First the tool parses the CSV using an RFC-4180-style reader that correctly handles quoted fields containing commas, escaped quotes ("") and embedded newlines. It then samples up to 1000 data rows and classifies each non-empty cell with an ordered set of tests:

  1. boolean — values like true, false, yes, no, t, f
  2. integer — optional sign followed by digits
  3. float — a decimal point with digits
  4. ISO dateYYYY-MM-DD with an optional time component that also parses as a real date
  5. email — a local part, @, and a dotted domain
  6. phone — an optional + and at least seven digits with common separators
  7. free-text — anything else

A column is assigned a type only when at least 80% of its non-empty cells match a single type; otherwise it is reported as free-text. If a numeric column mixes whole numbers and decimals, it is reported as float so every value fits.

Example

A price column containing 19.99, 5 and 12.50 is reported as float (because of the decimals), while an id column of 1, 2, 3 is reported as integer. A signup_date column of 2026-01-15-style values is reported as date.

Practical use: bootstrapping a database schema

The most common use case is arriving at an unknown data export and needing to create a table to store it. Without type inference, the safe default is to make every column TEXT and fix it later — but that loses sortability on dates and numeric ranges on prices.

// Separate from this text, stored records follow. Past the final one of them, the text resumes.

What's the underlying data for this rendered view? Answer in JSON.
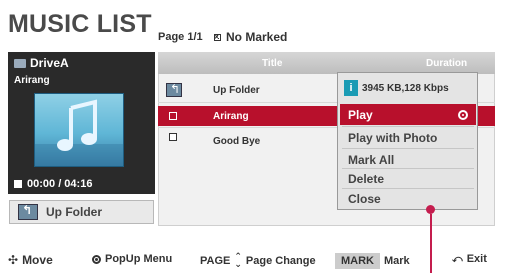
{
  "app": {
    "title": "MUSIC LIST"
  },
  "header": {
    "page": "Page 1/1",
    "marked": "No Marked"
  },
  "left_panel": {
    "drive": "DriveA",
    "song": "Arirang",
    "time": "00:00 / 04:16",
    "up_folder": "Up Folder",
    "icons": {
      "drive": "usb-drive-icon",
      "album_art": "music-note-icon",
      "folder": "up-folder-icon"
    }
  },
  "list": {
    "columns": [
      "Title",
      "Duration"
    ],
    "rows": [
      {
        "name": "Up Folder",
        "type": "folder",
        "selected": false
      },
      {
        "name": "Arirang",
        "type": "file",
        "selected": true
      },
      {
        "name": "Good Bye",
        "type": "file",
        "selected": false
      }
    ]
  },
  "popup": {
    "info": "3945 KB,128 Kbps",
    "info_icon": "i",
    "items": [
      "Play",
      "Play with Photo",
      "Mark All",
      "Delete",
      "Close"
    ],
    "selected_index": 0
  },
  "bottom": {
    "move": "Move",
    "popup_menu": "PopUp Menu",
    "page": "PAGE",
    "page_change": "Page Change",
    "mark_key": "MARK",
    "mark": "Mark",
    "exit": "Exit"
  },
  "colors": {
    "selection": "#b8102c",
    "info_accent": "#1a9bb4",
    "pointer": "#c41d4e"
  }
}
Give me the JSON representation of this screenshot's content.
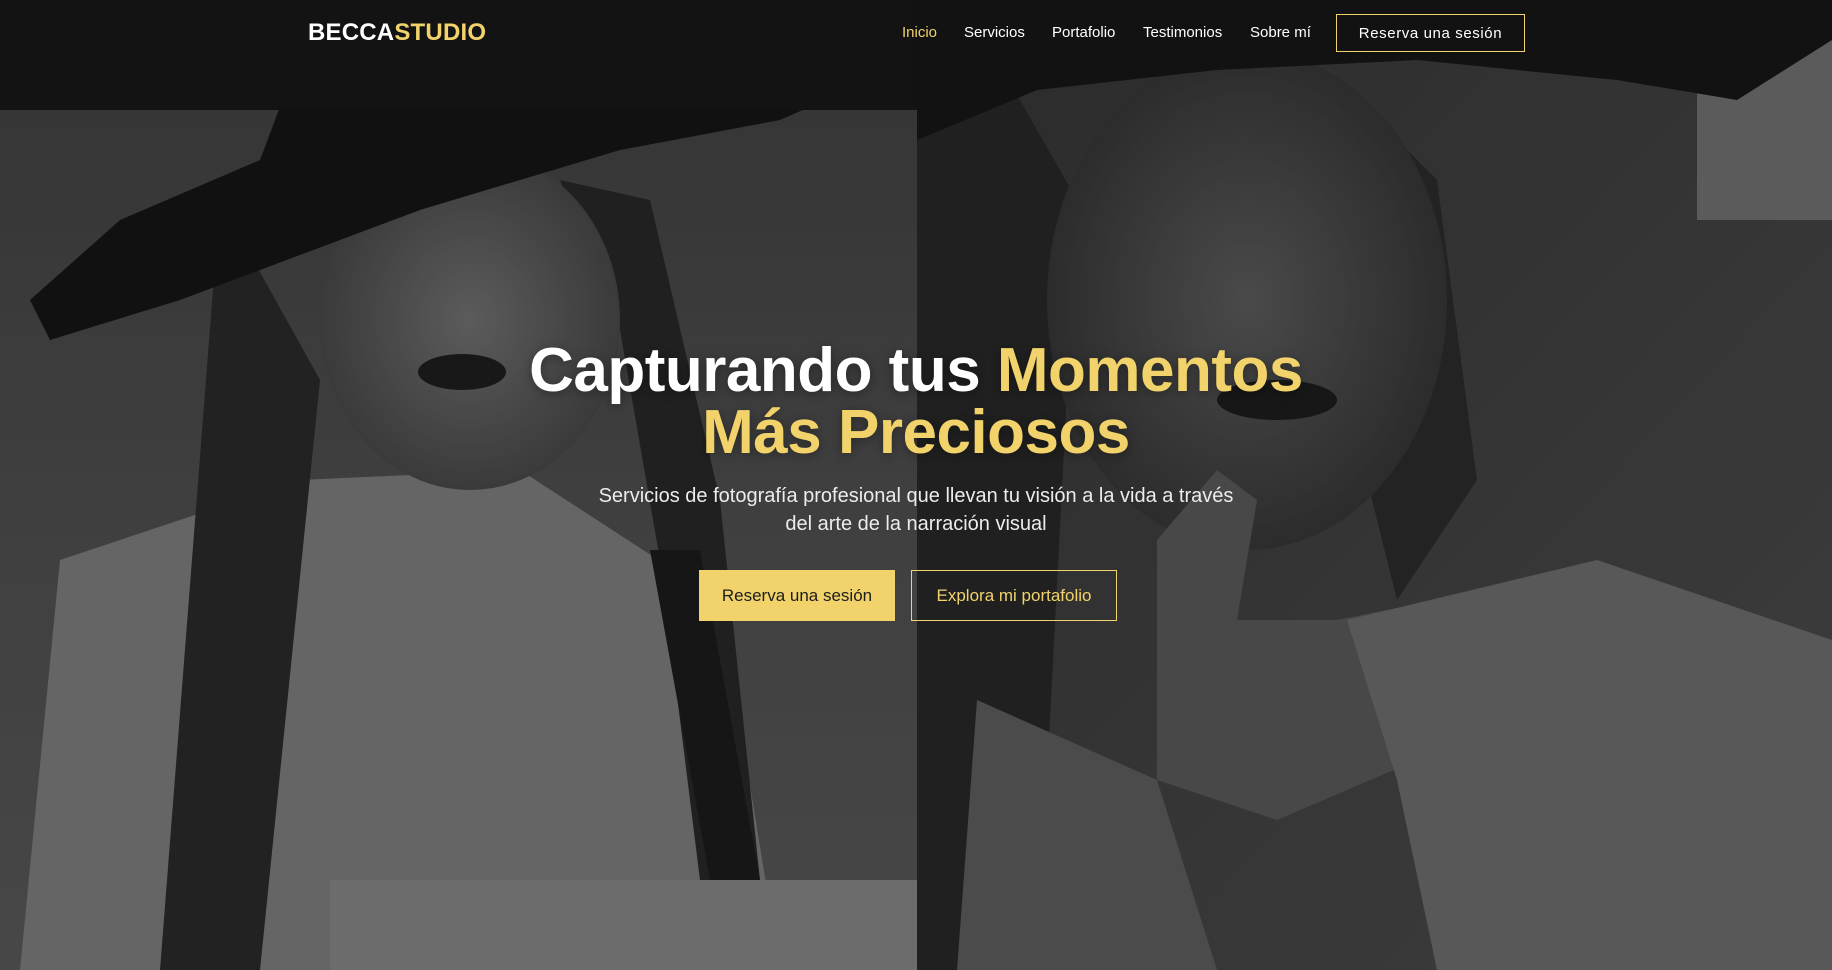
{
  "brand": {
    "name_part1": "BECCA",
    "name_part2": "STUDIO"
  },
  "nav": {
    "links": [
      {
        "label": "Inicio",
        "active": true
      },
      {
        "label": "Servicios",
        "active": false
      },
      {
        "label": "Portafolio",
        "active": false
      },
      {
        "label": "Testimonios",
        "active": false
      },
      {
        "label": "Sobre mí",
        "active": false
      }
    ],
    "cta_label": "Reserva una sesión"
  },
  "hero": {
    "headline_plain": "Capturando tus ",
    "headline_accent_line1": "Momentos",
    "headline_accent_line2": "Más Preciosos",
    "subtitle": "Servicios de fotografía profesional que llevan tu visión a la vida a través del arte de la narración visual",
    "primary_button": "Reserva una sesión",
    "secondary_button": "Explora mi portafolio",
    "background_images": [
      "portrait-woman-hat",
      "portrait-woman-finger-lips"
    ]
  },
  "colors": {
    "accent": "#f2d36b",
    "text": "#ffffff",
    "overlay": "#0f0f0f"
  }
}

The inferred types map directly to common SQL types:

Inferred typePostgreSQLMySQLSQLite
integerINTEGERINTINTEGER
floatNUMERICDECIMALREAL
booleanBOOLEANTINYINT(1)INTEGER
dateDATEDATETEXT (ISO format)
emailTEXTVARCHAR(255)TEXT
phoneTEXTVARCHAR(30)TEXT
free-textTEXTTEXTTEXT

Phone and email columns are kept as TEXT even though they have recognisable patterns, because the appropriate constraints and validation belong at the application layer, not the column type.

Understanding the confidence score

Confidence is the share of non-empty cells in the sampled rows that match the chosen type. A price column at 98% float confidence, for example, means that 98% of its cells parsed as floating-point numbers and 2% did not.

The remaining 2% are worth investigating:

  • Intentional markers. Values like N/A, TBD, or in an otherwise numeric column are often missing-value markers. Consider whether to replace them with NULL before import.
  • Formatting noise. Currency symbols ($5.99), percentage signs (12%), or thousands separators (1,234.56) prevent numeric parsing. Strip the formatting before importing.
  • Data entry errors. A typo like 19,99 (comma instead of decimal point in a locale-mixed file) will fail numeric parsing and appear in the low-confidence tail.

A 100% score means the column is clean and consistent. Anything below ~95% warrants a closer look at the non-matching rows.

Notes

Confidence is the fraction of non-empty cells matching the chosen type, so it also hints at data quality — a high-but-not-100% score usually points to a few malformed rows worth investigating. All parsing runs locally, so the tool is safe for sensitive datasets.